One of the conditions to the extension was that if they could not repay the loan they would have to move out of their house on April 1, the day after it expired.

That fact drew Commissioner Kenneth Hayne into the discussion. “Was one day a reasonable period?” he asked ANZ executive Benjamin Steinberg.

Commissioner Kenneth Hayne intervened in the questioning over ANZ loan conditions.

“I believe it’s reasonable,” Mr Steinberg replied. The Harleys had agreed to the conditions and knew they had six months to sell, he said.

“That’s premised on the understanding that the client had some choices. What choices did the client have?” the Commissioner responded.

“That’s a very difficult question for me to say yes to, Commissioner,” Mr Steinberg said.

The Harleys tried to meet ANZ’s earlier repayment demands running auctions for their sheep and property in early 2013 but these failed to flush out buyers. ANZ did not act immediately to enforce a deadline of March 30, 2013, which they had breached, but the situation meant the couple were under pressure.

Mr Harley suffered a heart attack in May 2013 and was flown to Perth by the Royal Flying Doctor Service. A few weeks later the bank declared them in default and counsel assisting Rowena Orr QC questioned the timing of the default notice.

“It would have been better had that not gone out when it did,” Mr Steinberg said.

In September 2013 the bank reached the formal settlement agreement with the Harleys that gave them until March 30 the following year to pay or face eviction a day later.

By March 2014 they had sold five of their nine farm blocks and reduced their mortgage to $1.6 million from $2.5 million.

They asked the bank for an extension to December 2014 to allow them to sell in spring, but the bank refused.

ANZ eventually took legal action to demand the repayment of outstanding loans plus interest, and external administrators were called in to sell the remaining property.

The Commissioner questioned that decision in a business sense as opposed to what he ironically referred to as “mere matters of humanity”.

Mr Steinberg could not say whether the administrators could have got higher prices for the assets than the Harleys themselves.
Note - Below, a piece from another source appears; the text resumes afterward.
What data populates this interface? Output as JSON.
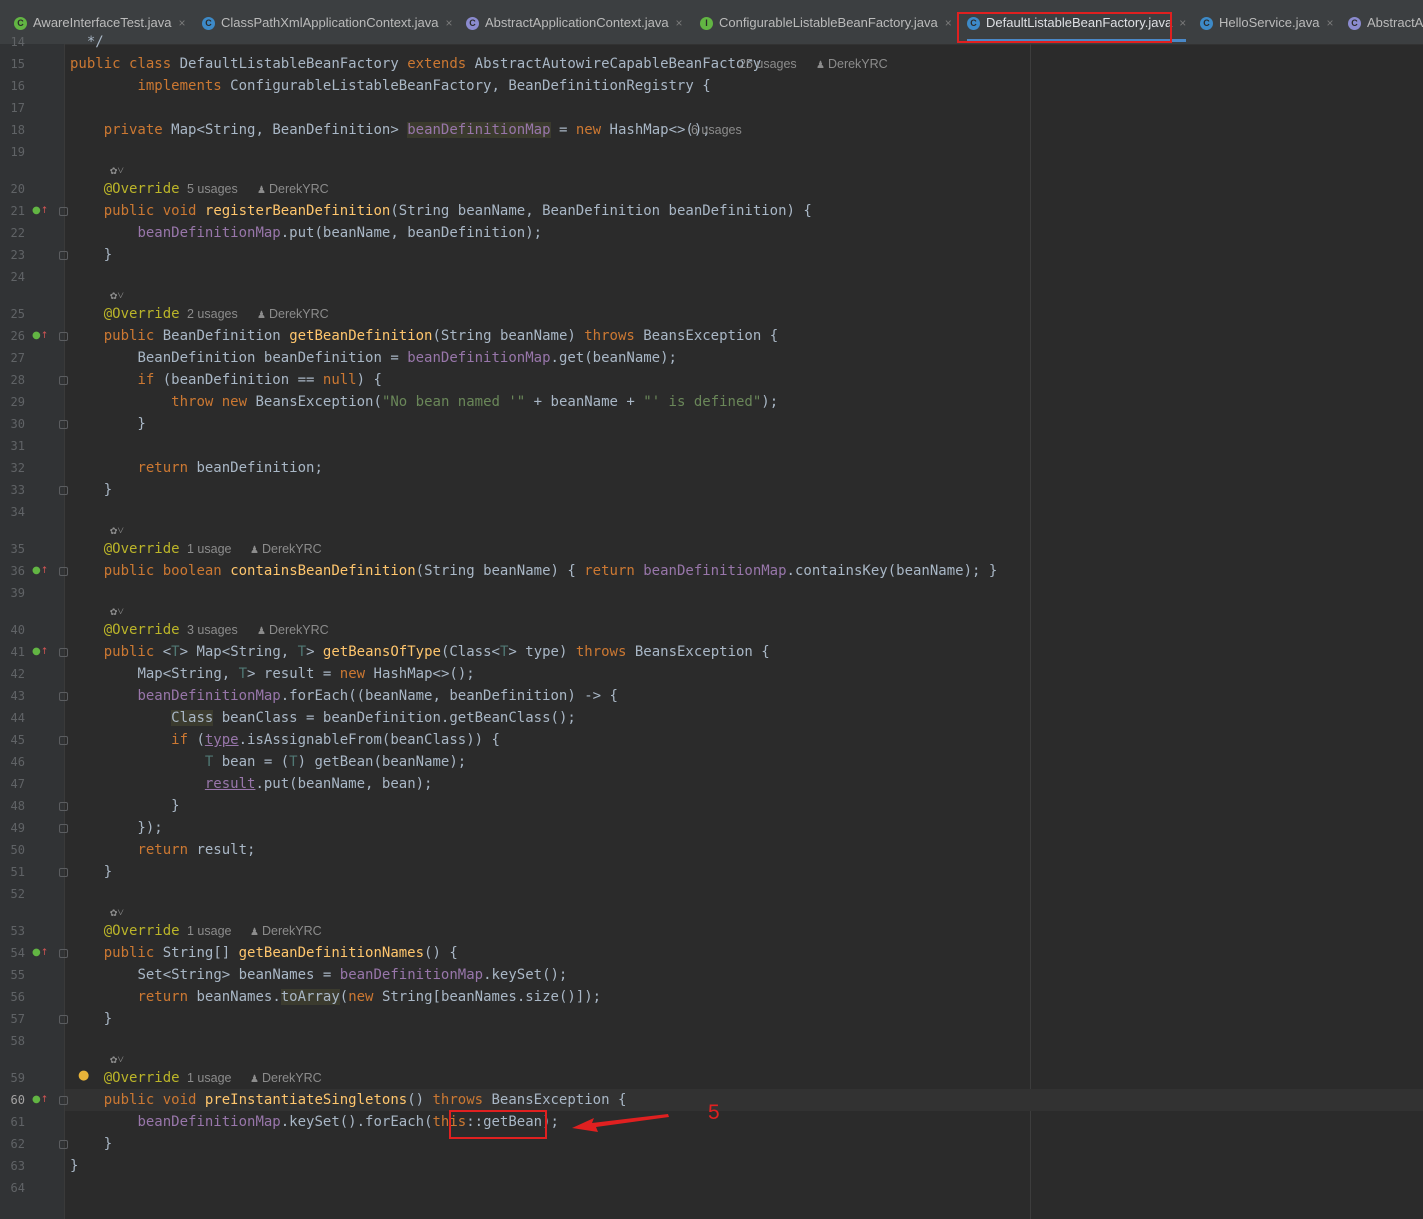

The Commissioner cast doubt on the decision, observing “bank realisation takes time and money”.

The administrators sold the remaining properties, including the Harley family home, in late 2014 and the Harley 100-year connection to the land there was over.

“I believe we have met community standards and expectations in the manner we have managed this file,” Mr Steinberg said.

However he agreed with Ms Orr that the bank had not given the Harleys the option of mediation despite that being available in WA at the time.

Mr Steinberg said the bank would make different decisions about the Harley case if it was happening today.